Sep 09, 2008 11:16
So a second journal o.o What is wrong with me? I never usually blog but dang.....I guess it's maybe because I just have something new in my life and i'm just so happy right now.
I met this wonderful guy at a local furmeet on Saturday, spent most of Sunday with him getting to know each other a little better ( with a lot of cuddles mixed in with the conversation) and now I just can't get him out of my head. I mean, I can't stop thinking about him. I think about how we cuddled when I'm in bed and I still get those little delightful shivers and I still feel him nibbling my ears. During the day I think about him and come here to see if he's posted something new. I even talk about him a lot when I'm on the phone with my best friend Blinque( and I swear I must be annoying her by now x3 ). It's just....unbelievable what little tricks life plays on ya. You think you're going to be stag for at least another five years or so and then BAM! you land right in the kitty's lap. He has a really good philosophy on what he wants in a relationship that almost completely matches my own. He seems very loving and caring and passionate, something that I'm really attracted to. I also like the fact that he is patient and wants to take things at my own pace rather than his, which just shows me a lot about him. It seems like we've both rushed into relationships before and we don't want to have to deal with the pain again. I feel like I could really make him as happy as he makes me and I think I have a rather good feeling about where things are going.

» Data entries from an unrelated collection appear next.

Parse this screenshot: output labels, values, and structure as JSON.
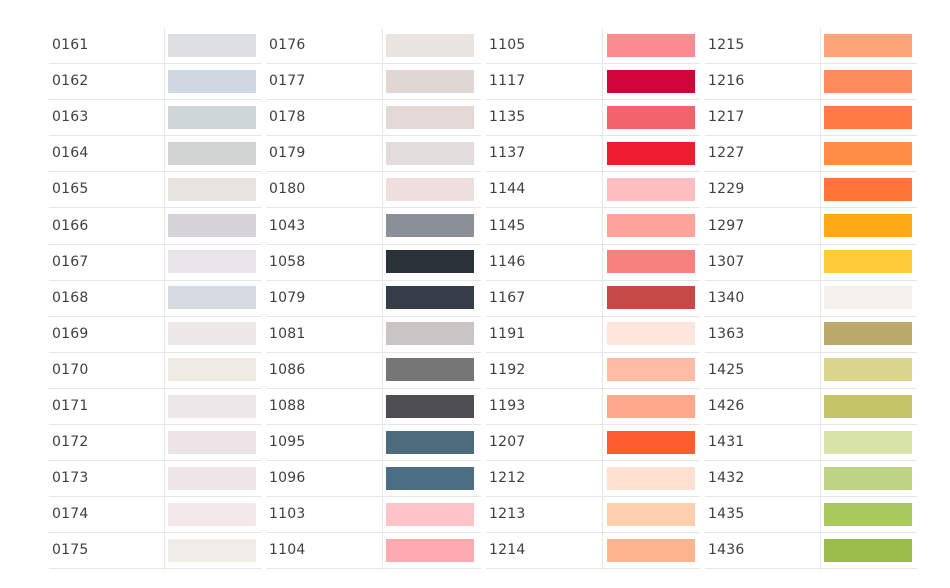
{
  "columns": [
    {
      "items": [
        {
          "code": "0161",
          "color": "#dcdedf"
        },
        {
          "code": "0162",
          "color": "#cfd8e0"
        },
        {
          "code": "0163",
          "color": "#cfd6d9"
        },
        {
          "code": "0164",
          "color": "#d2d4d4"
        },
        {
          "code": "0165",
          "color": "#e8e3de"
        },
        {
          "code": "0166",
          "color": "#d5d3d8"
        },
        {
          "code": "0167",
          "color": "#e7e5e8"
        },
        {
          "code": "0168",
          "color": "#d6dae3"
        },
        {
          "code": "0169",
          "color": "#ede7e8"
        },
        {
          "code": "0170",
          "color": "#efe9e4"
        },
        {
          "code": "0171",
          "color": "#ede7ea"
        },
        {
          "code": "0172",
          "color": "#ece3e7"
        },
        {
          "code": "0173",
          "color": "#efe5e8"
        },
        {
          "code": "0174",
          "color": "#f3e9e9"
        },
        {
          "code": "0175",
          "color": "#f0ece8"
        }
      ]
    },
    {
      "items": [
        {
          "code": "0176",
          "color": "#e9e4df"
        },
        {
          "code": "0177",
          "color": "#e0d6d4"
        },
        {
          "code": "0178",
          "color": "#e4d8d6"
        },
        {
          "code": "0179",
          "color": "#e3dcdc"
        },
        {
          "code": "0180",
          "color": "#ecdfdd"
        },
        {
          "code": "1043",
          "color": "#8b8f96"
        },
        {
          "code": "1058",
          "color": "#2b3138"
        },
        {
          "code": "1079",
          "color": "#353d49"
        },
        {
          "code": "1081",
          "color": "#c9c5c5"
        },
        {
          "code": "1086",
          "color": "#757574"
        },
        {
          "code": "1088",
          "color": "#4e4e50"
        },
        {
          "code": "1095",
          "color": "#4c6b7d"
        },
        {
          "code": "1096",
          "color": "#4b6e84"
        },
        {
          "code": "1103",
          "color": "#ffc2c6"
        },
        {
          "code": "1104",
          "color": "#ffa9b0"
        }
      ]
    },
    {
      "items": [
        {
          "code": "1105",
          "color": "#f98b91"
        },
        {
          "code": "1117",
          "color": "#d0053a"
        },
        {
          "code": "1135",
          "color": "#f3636c"
        },
        {
          "code": "1137",
          "color": "#ed1c2f"
        },
        {
          "code": "1144",
          "color": "#ffbdc0"
        },
        {
          "code": "1145",
          "color": "#ffa39b"
        },
        {
          "code": "1146",
          "color": "#f7817e"
        },
        {
          "code": "1167",
          "color": "#c44a48"
        },
        {
          "code": "1191",
          "color": "#ffe5dc"
        },
        {
          "code": "1192",
          "color": "#ffbca4"
        },
        {
          "code": "1193",
          "color": "#ffa88c"
        },
        {
          "code": "1207",
          "color": "#ff5b30"
        },
        {
          "code": "1212",
          "color": "#ffe0d0"
        },
        {
          "code": "1213",
          "color": "#ffcfb0"
        },
        {
          "code": "1214",
          "color": "#ffb48e"
        }
      ]
    },
    {
      "items": [
        {
          "code": "1215",
          "color": "#ffa478"
        },
        {
          "code": "1216",
          "color": "#ff8c5a"
        },
        {
          "code": "1217",
          "color": "#ff7a42"
        },
        {
          "code": "1227",
          "color": "#ff8d48"
        },
        {
          "code": "1229",
          "color": "#ff7537"
        },
        {
          "code": "1297",
          "color": "#ffaa16"
        },
        {
          "code": "1307",
          "color": "#ffca3a"
        },
        {
          "code": "1340",
          "color": "#f5f1ec"
        },
        {
          "code": "1363",
          "color": "#bba96a"
        },
        {
          "code": "1425",
          "color": "#d8d68a"
        },
        {
          "code": "1426",
          "color": "#c4c467"
        },
        {
          "code": "1431",
          "color": "#d8e3a6"
        },
        {
          "code": "1432",
          "color": "#bed484"
        },
        {
          "code": "1435",
          "color": "#a9c85e"
        },
        {
          "code": "1436",
          "color": "#9bbb4a"
        }
      ]
    }
  ]
}
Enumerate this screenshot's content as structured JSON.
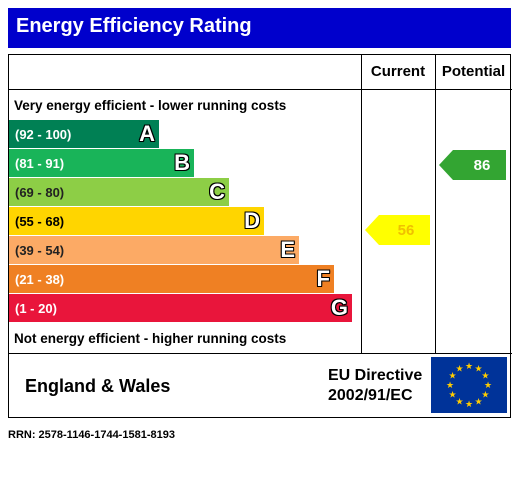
{
  "title": "Energy Efficiency Rating",
  "columns": {
    "current": "Current",
    "potential": "Potential"
  },
  "top_caption": "Very energy efficient - lower running costs",
  "bottom_caption": "Not energy efficient - higher running costs",
  "bands": [
    {
      "range": "(92 - 100)",
      "letter": "A",
      "color": "#008054"
    },
    {
      "range": "(81 - 91)",
      "letter": "B",
      "color": "#19b459"
    },
    {
      "range": "(69 - 80)",
      "letter": "C",
      "color": "#8dce46"
    },
    {
      "range": "(55 - 68)",
      "letter": "D",
      "color": "#ffd500"
    },
    {
      "range": "(39 - 54)",
      "letter": "E",
      "color": "#fcaa65"
    },
    {
      "range": "(21 - 38)",
      "letter": "F",
      "color": "#ef8023"
    },
    {
      "range": "(1 - 20)",
      "letter": "G",
      "color": "#e9153b"
    }
  ],
  "current": {
    "value": "56",
    "color": "#ffff00"
  },
  "potential": {
    "value": "86",
    "color": "#33a532"
  },
  "footer": {
    "region": "England & Wales",
    "directive_line1": "EU Directive",
    "directive_line2": "2002/91/EC",
    "flag_icon": "eu-flag-icon"
  },
  "rrn": "RRN: 2578-1146-1744-1581-8193"
}
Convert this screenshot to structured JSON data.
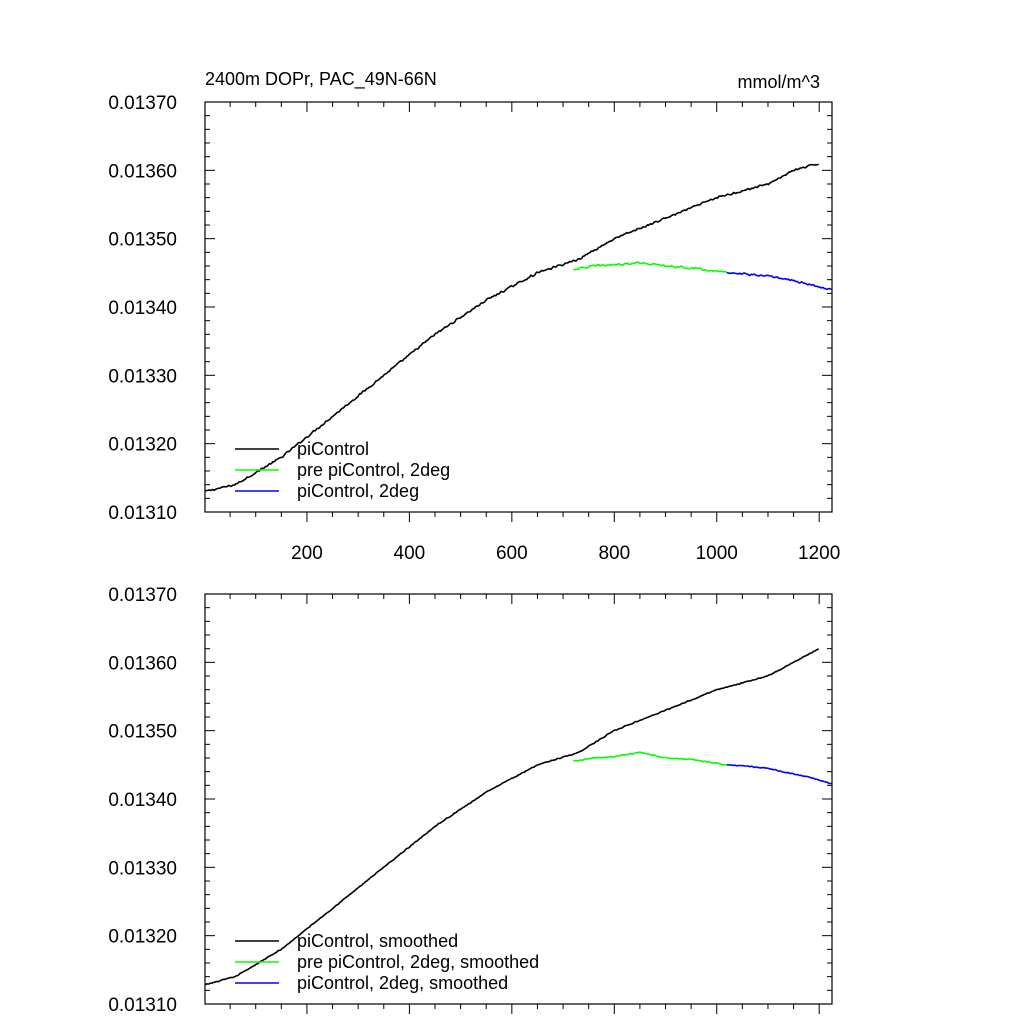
{
  "figure": {
    "title": "2400m DOPr, PAC_49N-66N",
    "units": "mmol/m^3"
  },
  "chart_data": [
    {
      "type": "line",
      "title": "2400m DOPr, PAC_49N-66N",
      "units_label": "mmol/m^3",
      "xlabel": "",
      "ylabel": "",
      "xlim": [
        1,
        1225
      ],
      "ylim": [
        0.0131,
        0.0137
      ],
      "x_ticks": [
        200,
        400,
        600,
        800,
        1000,
        1200
      ],
      "x_tick_labels": [
        "200",
        "400",
        "600",
        "800",
        "1000",
        "1200"
      ],
      "y_ticks": [
        0.0131,
        0.0132,
        0.0133,
        0.0134,
        0.0135,
        0.0136,
        0.0137
      ],
      "y_tick_labels": [
        "0.01310",
        "0.01320",
        "0.01330",
        "0.01340",
        "0.01350",
        "0.01360",
        "0.01370"
      ],
      "legend_position": "bottom-left",
      "series": [
        {
          "name": "piControl",
          "color": "#000000",
          "x": [
            1,
            60,
            150,
            250,
            350,
            450,
            550,
            650,
            730,
            800,
            900,
            1000,
            1100,
            1150,
            1200
          ],
          "values": [
            0.01313,
            0.01314,
            0.01318,
            0.01324,
            0.0133,
            0.01336,
            0.01341,
            0.01345,
            0.01347,
            0.0135,
            0.01353,
            0.01356,
            0.01358,
            0.0136,
            0.01361
          ]
        },
        {
          "name": "pre piControl, 2deg",
          "color": "#00ff00",
          "x": [
            720,
            760,
            800,
            850,
            900,
            950,
            1000,
            1020
          ],
          "values": [
            0.013455,
            0.01346,
            0.013462,
            0.013465,
            0.01346,
            0.013457,
            0.013452,
            0.01345
          ]
        },
        {
          "name": "piControl, 2deg",
          "color": "#0000ff",
          "x": [
            1020,
            1060,
            1100,
            1140,
            1180,
            1225
          ],
          "values": [
            0.01345,
            0.013448,
            0.013445,
            0.01344,
            0.013433,
            0.013425
          ]
        }
      ]
    },
    {
      "type": "line",
      "title": "",
      "xlabel": "",
      "ylabel": "",
      "xlim": [
        1,
        1225
      ],
      "ylim": [
        0.0131,
        0.0137
      ],
      "x_ticks": [
        200,
        400,
        600,
        800,
        1000,
        1200
      ],
      "x_tick_labels": [],
      "y_ticks": [
        0.0131,
        0.0132,
        0.0133,
        0.0134,
        0.0135,
        0.0136,
        0.0137
      ],
      "y_tick_labels": [
        "0.01310",
        "0.01320",
        "0.01330",
        "0.01340",
        "0.01350",
        "0.01360",
        "0.01370"
      ],
      "legend_position": "bottom-left",
      "series": [
        {
          "name": "piControl, smoothed",
          "color": "#000000",
          "x": [
            1,
            60,
            150,
            250,
            350,
            450,
            550,
            650,
            730,
            800,
            900,
            1000,
            1100,
            1150,
            1200
          ],
          "values": [
            0.013128,
            0.01314,
            0.01318,
            0.01324,
            0.0133,
            0.01336,
            0.01341,
            0.01345,
            0.013468,
            0.0135,
            0.01353,
            0.01356,
            0.01358,
            0.0136,
            0.01362
          ]
        },
        {
          "name": "pre piControl, 2deg, smoothed",
          "color": "#00ff00",
          "x": [
            720,
            760,
            800,
            850,
            900,
            950,
            1000,
            1020
          ],
          "values": [
            0.013455,
            0.01346,
            0.013462,
            0.013468,
            0.01346,
            0.013458,
            0.013452,
            0.01345
          ]
        },
        {
          "name": "piControl, 2deg, smoothed",
          "color": "#0000ff",
          "x": [
            1020,
            1060,
            1100,
            1140,
            1180,
            1225
          ],
          "values": [
            0.01345,
            0.013448,
            0.013445,
            0.013438,
            0.013432,
            0.013422
          ]
        }
      ]
    }
  ]
}
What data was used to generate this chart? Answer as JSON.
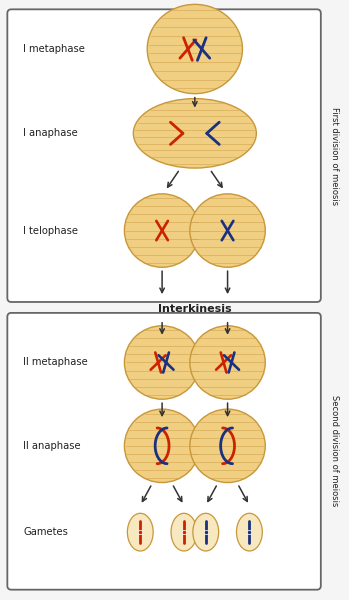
{
  "bg_color": "#f5f5f5",
  "cell_fill": "#f0ce82",
  "cell_fill2": "#f5dfa0",
  "cell_edge": "#c8973a",
  "spindle_color": "#c8973a",
  "red_chr": "#cc2200",
  "blue_chr": "#1a3080",
  "label_color": "#222222",
  "arrow_color": "#333333",
  "side_label1": "First division of meiosis",
  "side_label2": "Second division of meiosis",
  "labels": [
    "I metaphase",
    "I anaphase",
    "I telophase",
    "Interkinesis",
    "II metaphase",
    "II anaphase",
    "Gametes"
  ],
  "figsize": [
    3.49,
    6.0
  ],
  "dpi": 100
}
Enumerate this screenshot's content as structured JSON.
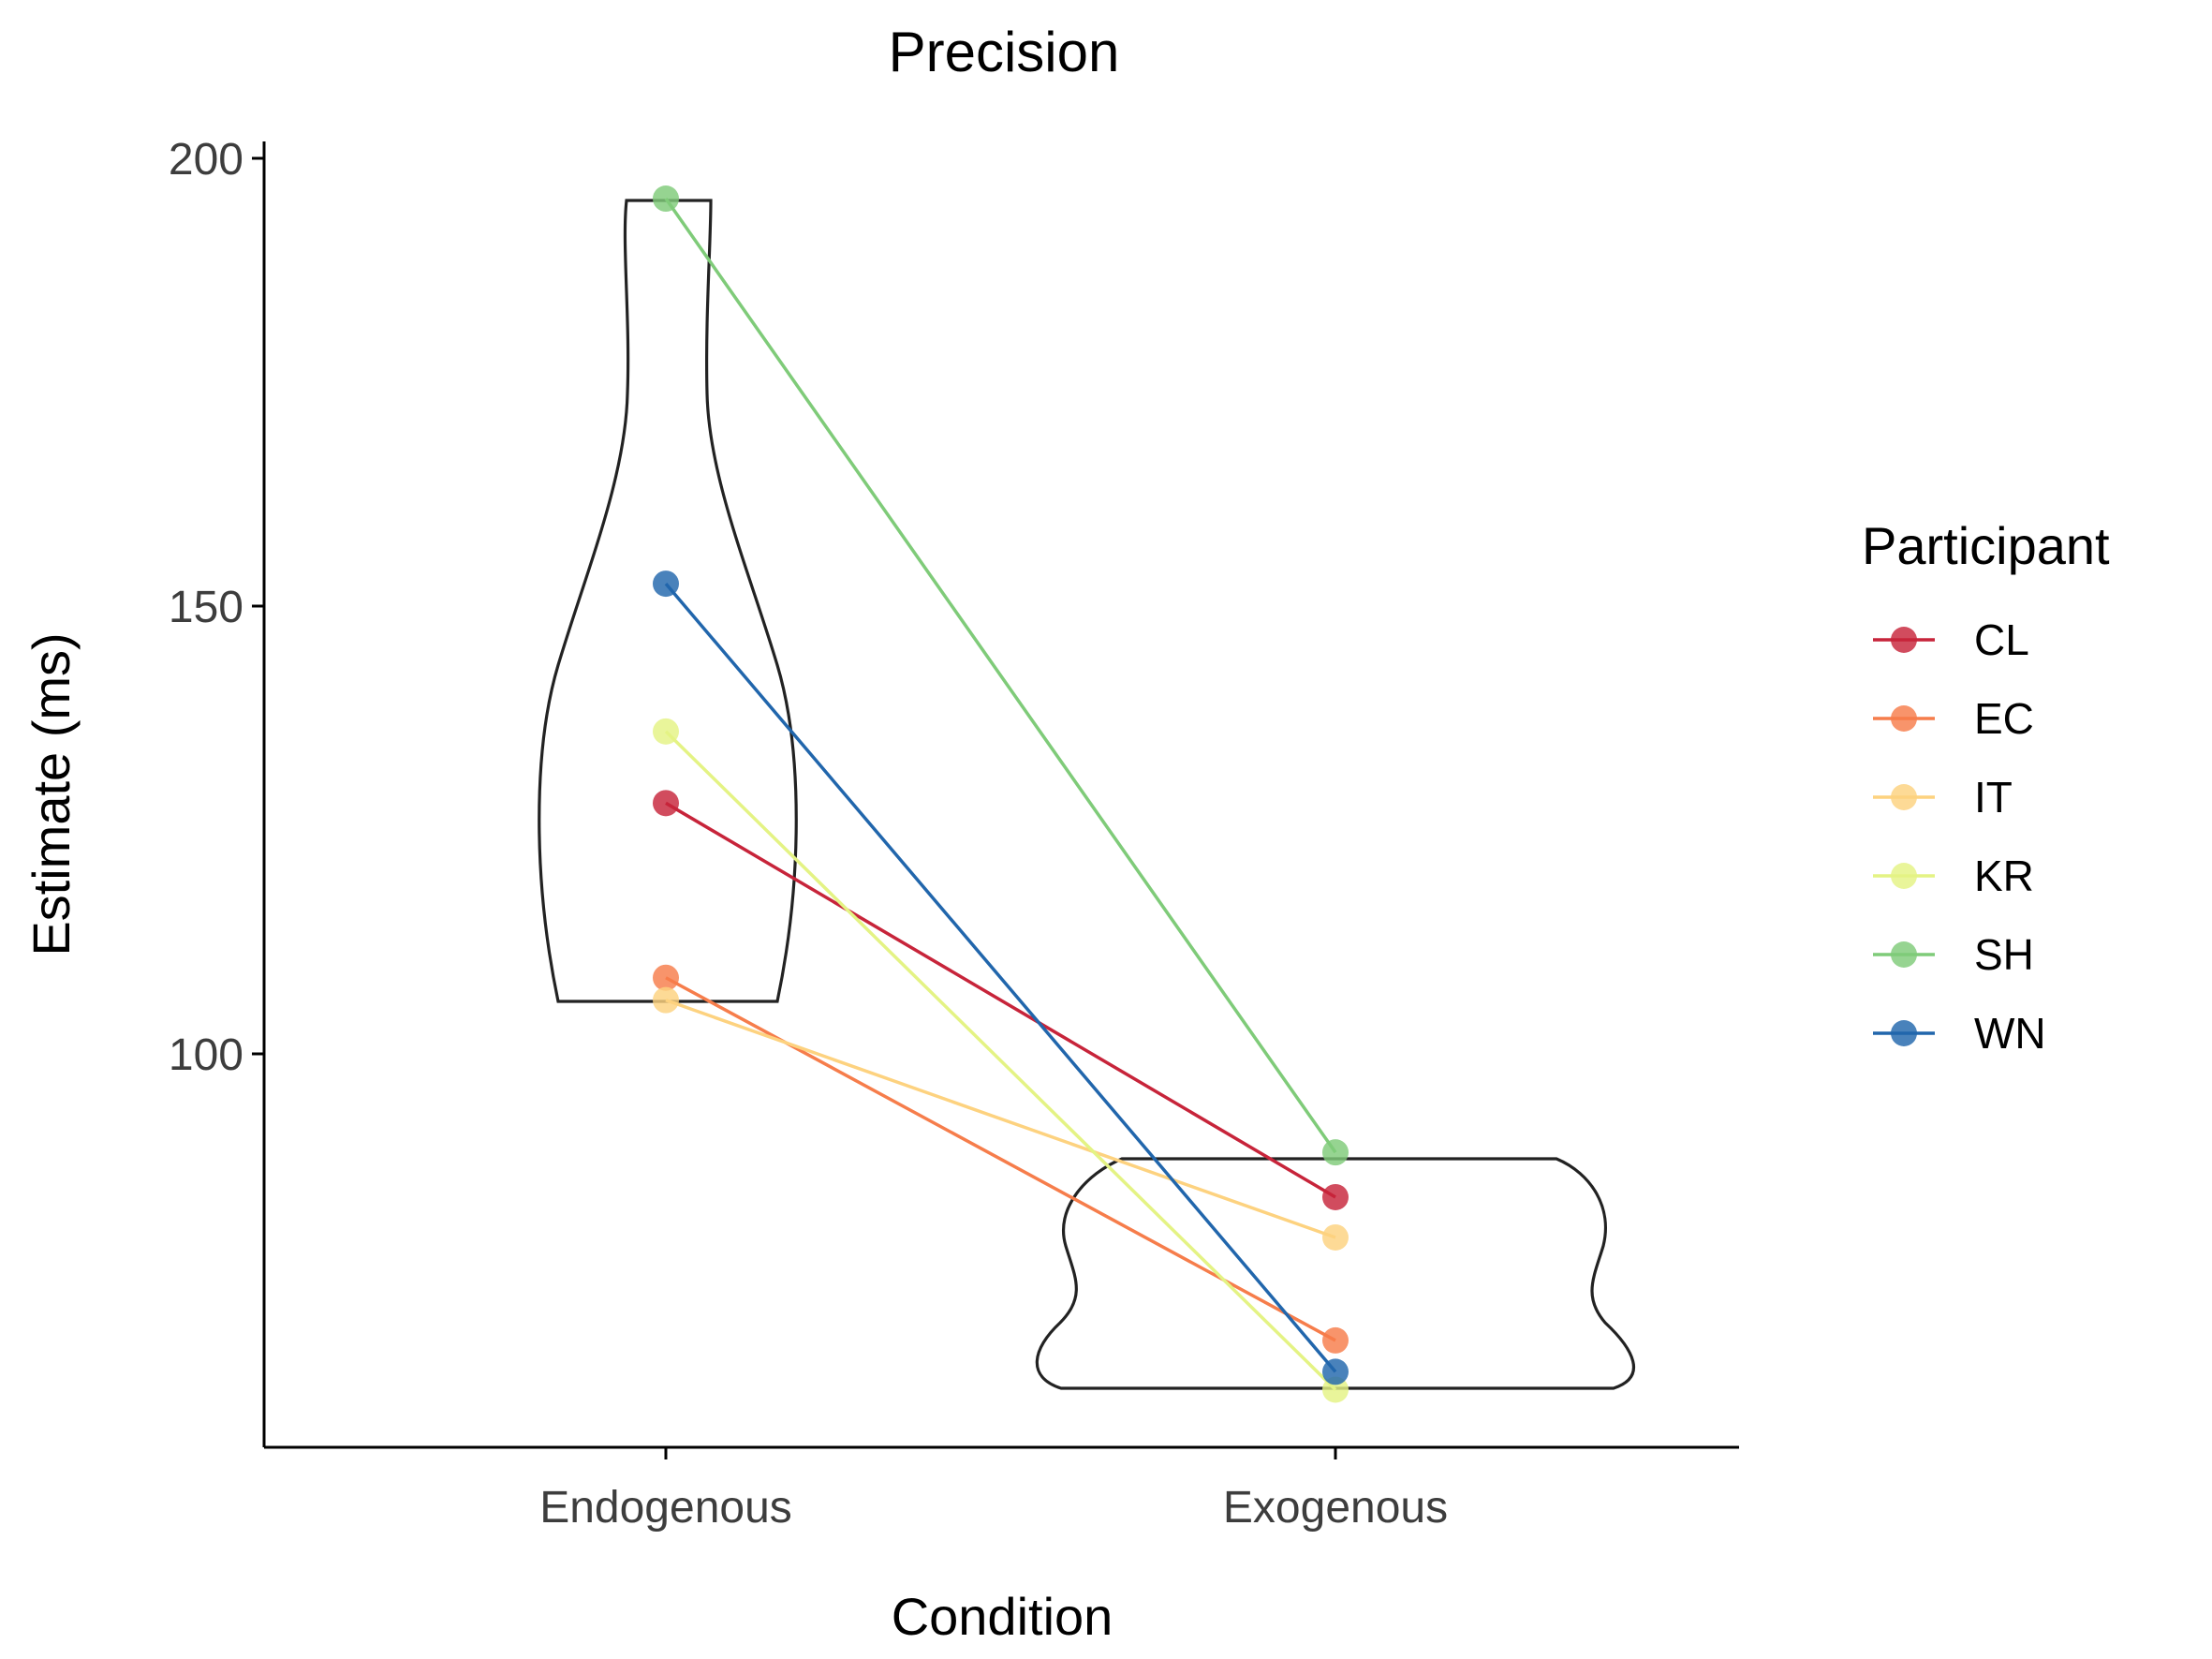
{
  "chart_data": {
    "type": "violin",
    "title": "Precision",
    "xlabel": "Condition",
    "ylabel": "Estimate (ms)",
    "categories": [
      "Endogenous",
      "Exogenous"
    ],
    "ylim": [
      56,
      202
    ],
    "yticks": [
      100,
      150,
      200
    ],
    "grid": false,
    "legend": {
      "title": "Participant",
      "placement": "right"
    },
    "series": [
      {
        "name": "CL",
        "color": "#c7243a",
        "values": [
          128,
          84
        ]
      },
      {
        "name": "EC",
        "color": "#f67d4b",
        "values": [
          108.5,
          68
        ]
      },
      {
        "name": "IT",
        "color": "#fdd27f",
        "values": [
          106,
          79.5
        ]
      },
      {
        "name": "KR",
        "color": "#e4f384",
        "values": [
          136,
          62.5
        ]
      },
      {
        "name": "SH",
        "color": "#7fcb79",
        "values": [
          195.5,
          89
        ]
      },
      {
        "name": "WN",
        "color": "#2166ac",
        "values": [
          152.5,
          64.5
        ]
      }
    ]
  }
}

And now a little something I just thought up as I was typing out this journal:
~Untitled~
A second chance, a second life,
for the second time we see the light.
It seems that fortune now shines,
pointing the way past those natural divides.
The feelings of the past melt away,
hearts warmed by the sun's very rays.
Two spirits begin to intertwine,
the taste of one another sweet as wine.
And only time can really tell,
if things go that well.
Whether we just find comfort in one another,
or we find love at the sound of fate's bell.